Wandel zum modernen Papa
Herwig L. verbringt Freizeit nur mit den Töchtern.
Auf ein modernes, ausgewogenes Familienmodell legt Herwig L. heute viel Wert. Der 37-Jährige lebt mit seiner Lebensgefährtin und den beiden gemeinsamen Töchtern in Wien. Die Eltern teilen sich die Kindererziehung zu gleichen Teilen auf. So bringt Herwig die fünf- und sechsjährigen Mädchen in der Früh in den Kindergarten, die Mutter holt die beiden später ab.
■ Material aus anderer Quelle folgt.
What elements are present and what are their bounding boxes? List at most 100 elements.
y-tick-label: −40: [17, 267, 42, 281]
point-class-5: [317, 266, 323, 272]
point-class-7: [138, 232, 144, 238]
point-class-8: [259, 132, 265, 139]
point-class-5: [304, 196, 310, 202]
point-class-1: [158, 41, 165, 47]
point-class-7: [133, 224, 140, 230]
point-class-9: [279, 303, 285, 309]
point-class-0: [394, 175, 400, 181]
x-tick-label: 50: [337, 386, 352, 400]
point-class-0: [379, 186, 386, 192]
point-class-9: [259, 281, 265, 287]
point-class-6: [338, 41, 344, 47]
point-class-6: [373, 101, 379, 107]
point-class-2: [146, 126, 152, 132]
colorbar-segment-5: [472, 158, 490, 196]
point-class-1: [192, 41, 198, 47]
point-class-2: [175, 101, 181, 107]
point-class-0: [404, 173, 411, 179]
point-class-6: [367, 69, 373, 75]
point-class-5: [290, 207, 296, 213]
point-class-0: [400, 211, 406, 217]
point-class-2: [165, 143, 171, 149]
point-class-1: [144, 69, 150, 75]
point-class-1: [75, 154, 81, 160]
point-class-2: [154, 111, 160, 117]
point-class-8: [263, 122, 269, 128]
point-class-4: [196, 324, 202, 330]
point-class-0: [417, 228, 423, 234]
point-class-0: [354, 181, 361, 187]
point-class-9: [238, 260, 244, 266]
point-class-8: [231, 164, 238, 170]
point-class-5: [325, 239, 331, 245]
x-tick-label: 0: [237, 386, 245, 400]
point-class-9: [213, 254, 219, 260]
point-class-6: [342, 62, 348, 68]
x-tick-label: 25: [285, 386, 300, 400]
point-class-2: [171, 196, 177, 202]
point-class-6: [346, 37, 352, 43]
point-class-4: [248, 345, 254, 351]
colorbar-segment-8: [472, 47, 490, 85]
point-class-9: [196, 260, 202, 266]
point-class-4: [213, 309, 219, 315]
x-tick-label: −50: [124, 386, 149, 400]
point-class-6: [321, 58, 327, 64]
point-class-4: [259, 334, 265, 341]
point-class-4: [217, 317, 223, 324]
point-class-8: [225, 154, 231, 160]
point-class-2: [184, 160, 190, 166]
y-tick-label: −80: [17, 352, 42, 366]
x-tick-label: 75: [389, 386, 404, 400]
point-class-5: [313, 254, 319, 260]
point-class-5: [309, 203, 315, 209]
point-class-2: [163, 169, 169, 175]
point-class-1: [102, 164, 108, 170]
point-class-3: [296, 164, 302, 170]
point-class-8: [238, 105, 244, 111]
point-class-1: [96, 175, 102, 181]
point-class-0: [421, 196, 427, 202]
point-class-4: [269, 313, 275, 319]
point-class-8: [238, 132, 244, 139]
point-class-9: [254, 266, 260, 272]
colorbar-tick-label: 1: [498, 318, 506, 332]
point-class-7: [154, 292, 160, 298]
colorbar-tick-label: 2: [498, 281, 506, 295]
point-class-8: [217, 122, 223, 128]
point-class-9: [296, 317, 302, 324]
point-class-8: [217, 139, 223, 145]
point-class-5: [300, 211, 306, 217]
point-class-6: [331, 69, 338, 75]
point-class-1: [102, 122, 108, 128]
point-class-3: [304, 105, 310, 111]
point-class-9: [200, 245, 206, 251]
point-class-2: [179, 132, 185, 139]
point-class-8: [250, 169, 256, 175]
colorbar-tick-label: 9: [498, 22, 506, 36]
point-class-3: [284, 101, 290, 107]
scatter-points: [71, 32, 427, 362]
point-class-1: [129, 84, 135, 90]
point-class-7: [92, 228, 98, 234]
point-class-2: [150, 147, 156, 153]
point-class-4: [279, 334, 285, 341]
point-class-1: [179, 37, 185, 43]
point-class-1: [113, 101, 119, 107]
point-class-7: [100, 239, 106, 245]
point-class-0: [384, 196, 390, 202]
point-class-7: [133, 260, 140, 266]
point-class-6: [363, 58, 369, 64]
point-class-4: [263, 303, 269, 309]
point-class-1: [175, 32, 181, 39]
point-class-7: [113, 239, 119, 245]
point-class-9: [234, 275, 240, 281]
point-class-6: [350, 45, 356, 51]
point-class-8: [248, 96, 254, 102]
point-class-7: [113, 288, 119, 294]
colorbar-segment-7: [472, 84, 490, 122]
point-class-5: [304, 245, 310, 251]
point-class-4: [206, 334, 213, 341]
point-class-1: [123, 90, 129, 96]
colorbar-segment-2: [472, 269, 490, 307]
Am (späteren) Nachmittag bleibt auch für den Vater oft noch genügend Zeit, um mit den Kindern etwas zu unternehmen – etwa Elektrobootfahren, was allen viel Spaß macht.
„Es ist ein Privileg, dass ich mein tägliches Arbeitspensum flexibel einteilen kann“, sagt er. „Und das nütze ich, um mich mit den Mädchen zu beschäftigen.“Bei Freizeitaktivitäten sei er mehr Antreiber als die Mutter, so Herwig. „Das liegt daran, dass ich selbst auch gern etwas erlebe. Oft schnappe ich mir die Mädchen und wir machen zu dritt einen Ausflug. Meine Lebensgefährtin hat dann etwas Zeit für sich.“Auch im Haushalt wird Gleichberechtigung großgeschrieben – theoretisch jedenfalls. Denn in der Praxis macht Herwigs Lebensgefährtin den größeren Teil, wie er selbst zugeben muss. „Sie ist einfach schneller. Wenn ich eine bestimmte Arbeit übernehmen will, kommt sie mir oft zuvor.“Herwig selbst arbeitet Vollzeit, seine Lebensgefährtin 30 Stunden. Besonders während des ersten Lockdowns sei dieses Arbeitspensum schon eine Herausforderung gewesen, erzählt der Familienvater. Die Kinder waren durchgehend zu Hause und forderten ihre
Aufmerksamkeit. Da kam es Herwig zugute, dass er in der Veranstaltungsbranche tätig ist, die von der Pandemie bekanntlich besonders betroffen war. „So blieb mehr Zeit, mich intensiv um die Kinder zu kümmern.“
Das Verhältnis zu seinen Töchtern ist seit jeher sehr eng. Beim ersten Kind war der Vater vier Monate, beim zweiten zwei Monate in Karenz. Dass das möglich war, macht ihn rückblickend betrachtet sehr froh. Umgekehrt sollten Frauen auch nach einer Geburt noch die Möglichkeit haben, Karriere zu machen, findet Herwig. „Die Gesellschaft darf nicht lockerlassen, Gleichberechtigung zwischen Mann und Frau auf allen Ebenen zu fordern.“
Traditionelles Elternhaus. Das war nicht immer Herwigs Überzeugung – denn der 37-Jährige kommt aus einem traditionellen Elternhaus. Der Vater arbeitete, die Mutter war Hausfrau. Für die Kinder sei es freilich „extrem angenehm“gewesen, dass die Mama immer da war. Und anfangs stellte der junge Papa an sich denselben Anspruch, die Familie allein ernähren zu wollen – merkte aber bald, dass dies schon allein aus finanziellen Gründen nicht möglich war. Darauf habe ein „Wandel“in ihm stattgefunden, erzählt Herwig. Heute findet er das gleichberechtigte Modell besser.
Auch seinen beiden Mädchen will er diese Überzeugung vermitteln. „Wenn sie im Kindergarten aufschnappen, dass nur Buben Hosen tragen und Mädchen lange Haare haben sollten, sage ich ihnen, dass jeder so sein kann, wie er will. Und sie nehmen das auch auf.“Gleichzeitig will Herwig nicht „mit der Brechstange gegen Stereotype vorgehen“: Wenn die beiden nur Kleider und Röcke anziehen wollen, sei das eben so. „Ich lasse das zu und gehe gern mit ihnen Kleidung einkaufen.“Immer öfter gelingt es dem Vater auch, seine Töchter für Handwerkliches zu begeistern. Bei Reparaturarbeiten zu Hause bindet er sie ein, die beiden helfen gern – und die gemeinsame Beschäftigung stärkt die Vater-Töchter-Beziehung noch mehr.